Daha sonra açıklamasına
açıklık getiren Böke “Biz seçmenimize
güveniyoruz AKP ve kurduğı seçim mekanizmasına güvenmiyoruz.Mesele bu gün
seçimi boykot kararı alma meselesi değil,mesele güvenli seçim için Meclis çalışmalarından
çekilmekten seçim boykotuna tüm seçenekleri değerlendirme meselesidir.”
diyerek geniş çaplı bir mücadele yolu önerdi.
Bu söylemleri dile
getirenlerin CHP parti meclisi üyeleri ve milletvekili kimliği taşıması çok
önemliydi öylede oldu. İttifak
yasası ile seçimlerin güvenilir olmaktan çıkmasının doğal sonucu olarak
muhalefetin önde gelen isimlerinin sandıksal bir gösteride yer almaktansa
seçimlere hiç katılmama isteğini yani boykotu ülke gündemine taşıdı.
Boykot bir sivil itaatsizlik
eylemidir. Evde yan gelip yatma eylemi asla değildir. Seçimleri boykot,belki de
seçim kampanyasından daha da zor olan bir eylem türüdür.
Hazırlık,moral,kitleleri yönlendirme,ya kazanırsak söylemine karşı sorumluluğu
alma bunu izah etme toplumsal desteği alarak matematiksel çoğunluğu boykota
yönlendirme gibi daha bir çok yöntemleri beraberinde taşıyan ciddi bir
eylemdir.
Boykotun başarı olup
sandıksal gösteriye katılımın çok düşük seviyelerde kalması,elbette sözde seçim
kazanan Diktatoryal yapıyı zora sokacak ve meşrutiyetini tüm dünyada sorgulanır
hale getirecektir.
Boykot ve benzeri eylem
önerilere, Kemal Kılıçdaroğlu gibi “kazanacağımız seçimi neden boykot edelim
ki” diyerek karşı çıkmak siyasal mücadele geçmişi olmayan mücadele
çeşitliliğine sahip olmayan siyasi kişilerin söyleyebileceği sözdür.
Sanki girdiği sekiz seçimi
kaybeden,16 Nisan referandumunda YSK eliyle yapılan hileye gerektiği gibi karşı
durmayarak ülkenin bu günkü duruma
gelmesinde katkısı olan
kendisi değilmiş gibi “kazanacağımız seçimi neden boykot edelim ki” demesine
belki de kendiside için/için gülmüştür.
CHP bu güne kadar Erdoğan’ın “ben
yaptım oldu” türünden saymakla bitmez gayri meşru uygulamalarına karşı pasif
tutumundan dolayı denetim mekanizmalarını çalıştıramamıştır.
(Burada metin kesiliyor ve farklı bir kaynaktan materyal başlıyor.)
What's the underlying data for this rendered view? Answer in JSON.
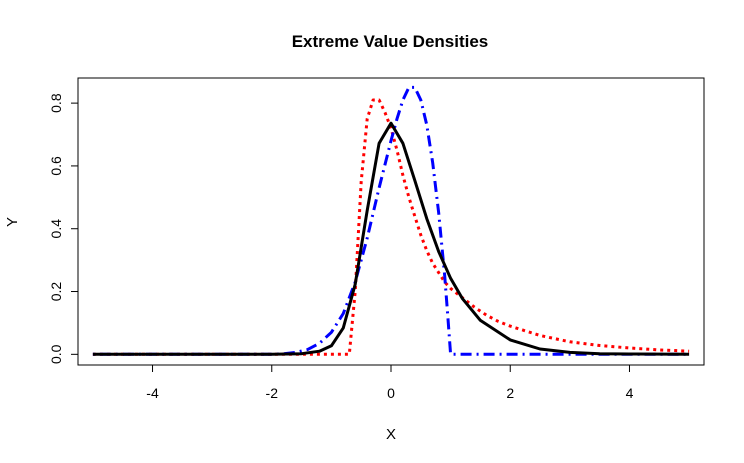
{
  "chart_data": {
    "type": "line",
    "title": "Extreme Value Densities",
    "xlabel": "X",
    "ylabel": "Y",
    "xlim": [
      -5.25,
      5.25
    ],
    "ylim": [
      -0.034,
      0.88
    ],
    "x_ticks": [
      -4,
      -2,
      0,
      2,
      4
    ],
    "x_tick_labels": [
      "-4",
      "-2",
      "0",
      "2",
      "4"
    ],
    "y_ticks": [
      0.0,
      0.2,
      0.4,
      0.6,
      0.8
    ],
    "y_tick_labels": [
      "0.0",
      "0.2",
      "0.4",
      "0.6",
      "0.8"
    ],
    "grid": false,
    "legend": "none",
    "series": [
      {
        "style": "dotted",
        "color": "#ff0000",
        "x": [
          -5,
          -1.0,
          -0.7,
          -0.6,
          -0.5,
          -0.4,
          -0.3,
          -0.2,
          -0.1,
          0.0,
          0.1,
          0.2,
          0.3,
          0.4,
          0.5,
          0.6,
          0.7,
          0.8,
          0.9,
          1.0,
          1.2,
          1.4,
          1.6,
          1.8,
          2.0,
          2.5,
          3.0,
          3.5,
          4.0,
          4.5,
          5.0
        ],
        "y": [
          0.0,
          0.0,
          0.0,
          0.2,
          0.55,
          0.75,
          0.81,
          0.81,
          0.77,
          0.72,
          0.65,
          0.57,
          0.5,
          0.44,
          0.38,
          0.33,
          0.29,
          0.26,
          0.23,
          0.21,
          0.18,
          0.15,
          0.125,
          0.105,
          0.09,
          0.06,
          0.04,
          0.028,
          0.02,
          0.014,
          0.01
        ]
      },
      {
        "style": "dotdash",
        "color": "#0000ff",
        "x": [
          -5,
          -2.0,
          -1.8,
          -1.6,
          -1.4,
          -1.2,
          -1.0,
          -0.8,
          -0.6,
          -0.4,
          -0.2,
          0.0,
          0.1,
          0.2,
          0.3,
          0.4,
          0.5,
          0.6,
          0.7,
          0.8,
          0.9,
          0.95,
          1.0,
          5.0
        ],
        "y": [
          0.0,
          0.0,
          0.002,
          0.006,
          0.015,
          0.035,
          0.07,
          0.13,
          0.23,
          0.37,
          0.53,
          0.68,
          0.75,
          0.81,
          0.85,
          0.85,
          0.81,
          0.73,
          0.61,
          0.45,
          0.25,
          0.13,
          0.0,
          0.0
        ]
      },
      {
        "style": "solid",
        "color": "#000000",
        "x": [
          -5,
          -2.0,
          -1.5,
          -1.2,
          -1.0,
          -0.8,
          -0.6,
          -0.4,
          -0.2,
          0.0,
          0.2,
          0.4,
          0.6,
          0.8,
          1.0,
          1.2,
          1.5,
          2.0,
          2.5,
          3.0,
          3.5,
          4.0,
          5.0
        ],
        "y": [
          0.0,
          0.0,
          0.002,
          0.01,
          0.027,
          0.084,
          0.223,
          0.458,
          0.672,
          0.736,
          0.672,
          0.554,
          0.432,
          0.327,
          0.242,
          0.177,
          0.108,
          0.046,
          0.017,
          0.006,
          0.002,
          0.001,
          0.0
        ]
      }
    ]
  }
}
Bu yüzden CHP’nin
kurumsal genel başkanından ciddi bir dik duruş beklenmesin.
Boykot,tıkanan mekanizmaları
açan bir yol yöntem olabilir olurda. Yalnız boykot söylemi bireysel çıkışlardan
ziyade siyasal yapıların ki bu yapı ittifak adı altında Erdoğan himayesine
girmeyen diğer tüm siyasi partiler ve STK’ların katılımı ile oluşturulan yapıdır.Eğer ki seçimler demokratik zeminde şeffaf eşit adil şartlarda yapılmıyorsa güven
tamamen kaybolmuşsa boykot bir seçenektir.